Power BI is a great tool for creating data mashups and great visualizations. There are a lot of posts on how and why to use Power BI for these tasks, including mine. After working with a number of clients on how to make implement Power BI in their data environments, I thought it might be helpful to talk about how Power BI works internally to provide guidance to determine how best to implement it. One of Power BI’s big strengths is the ability to bring data in from a lot of different sources and put them together into a single data model. Power Pivot in Excel and Power BI Desktop in the Relationship’s page both allow you to create data models. Power BI on the web, does not, as of this writing allow the ability to create data models from multiple sources. Power BI is able to handle a large amount of data to be stored within it using the Vertipaq engine which compresses the data and loads it in memory. How much data? Well that has to do with how much memory you have.

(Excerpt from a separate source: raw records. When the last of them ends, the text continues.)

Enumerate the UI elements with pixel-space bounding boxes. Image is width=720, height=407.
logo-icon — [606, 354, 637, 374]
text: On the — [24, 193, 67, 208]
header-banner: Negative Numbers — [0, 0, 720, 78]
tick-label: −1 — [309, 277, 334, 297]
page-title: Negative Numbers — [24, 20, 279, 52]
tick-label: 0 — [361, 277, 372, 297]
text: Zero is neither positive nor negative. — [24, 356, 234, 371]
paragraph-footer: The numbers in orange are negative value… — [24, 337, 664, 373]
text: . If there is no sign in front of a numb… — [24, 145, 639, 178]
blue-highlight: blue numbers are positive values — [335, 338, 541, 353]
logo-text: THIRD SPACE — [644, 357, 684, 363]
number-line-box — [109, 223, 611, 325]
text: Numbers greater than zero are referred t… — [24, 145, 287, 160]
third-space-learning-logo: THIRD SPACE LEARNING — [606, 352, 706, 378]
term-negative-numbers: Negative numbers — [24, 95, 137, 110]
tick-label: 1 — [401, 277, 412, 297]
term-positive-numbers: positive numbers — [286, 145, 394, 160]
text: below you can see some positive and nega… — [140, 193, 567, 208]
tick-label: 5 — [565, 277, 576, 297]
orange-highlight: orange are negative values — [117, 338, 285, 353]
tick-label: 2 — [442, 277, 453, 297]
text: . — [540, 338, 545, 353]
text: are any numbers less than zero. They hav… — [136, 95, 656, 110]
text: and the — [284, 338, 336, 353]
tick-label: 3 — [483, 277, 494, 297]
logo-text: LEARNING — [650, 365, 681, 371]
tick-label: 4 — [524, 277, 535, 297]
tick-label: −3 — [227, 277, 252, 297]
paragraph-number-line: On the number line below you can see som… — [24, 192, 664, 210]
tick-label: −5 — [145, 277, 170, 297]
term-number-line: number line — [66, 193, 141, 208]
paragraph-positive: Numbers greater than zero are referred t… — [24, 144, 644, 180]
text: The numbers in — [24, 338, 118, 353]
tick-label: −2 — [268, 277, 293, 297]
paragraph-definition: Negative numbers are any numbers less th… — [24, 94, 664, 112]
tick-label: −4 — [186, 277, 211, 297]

Having 8 GB of Memory on a 32 bit Operating System is Worthless
Recently I was working at a client who wanted to load five year’s worth of operating information into Power BI. He knew that Power BI needs a lot of RAM, so he requisitioned 8 GB of RAM for his laptop so he would be able to load this much data. However, his IT department had a policy of only installing 32 bit operating systems on the computers. When 64 bit operating systems first became available, often times the computer bios or the mother board wouldn’t support it. Until very recently, outside of developers, most people didn’t have a business reason for 64 bit operating system to do their job.
Power BI will use all the memory you have available. What is available? Here’s some math to explain how much memory is available. A 32 bit Windows operating system can assess 2 32 = 4GB of RAM, and you don’t even get all of that as the system uses some of it. This math applies if a 32 bit version of Office 2013 is installed onto a 64 bit version of the operating system. The client couldn’t load five years of operational data into Excel because he didn’t have enough addressable memory, since with a 32 bit operating system he had 4 GB of RAM he can use, period.
Reasons for Data Modeling in Excel Power Pivot
Power BI is a great tool, but it is not the only tool. If you want to load up years of data into your model, at some point, even if you have a 64 bit OS and 32 GB of RAM, eventually you will run out of memory. Well then what do you do? If you have developed your data model in Excel, no problem you can upgrade it to Analysis Services Tabular. Visual studio has a tool to make migrating to Analysis Services Tabular easy to do. I find Power Pivot model to be one of the best ways to get started on creating a Tabular Model as you can test out your data modeling concepts very quickly. If you have developed your data model in Power BI Desktop, as of this writing there is no way to migrate directly to Analysis Services Tabular. If you are familiar with Power BI, you may be pleasantly surprised at how similar Analysis Service Tabular is. Along with improved performance accessing the data, there are a number of security features which are not available in Power BI in Analysis Services Tabular. With Power BI, you can create a corporate solution from a desktop application, which is one of the neatest things about Power BI.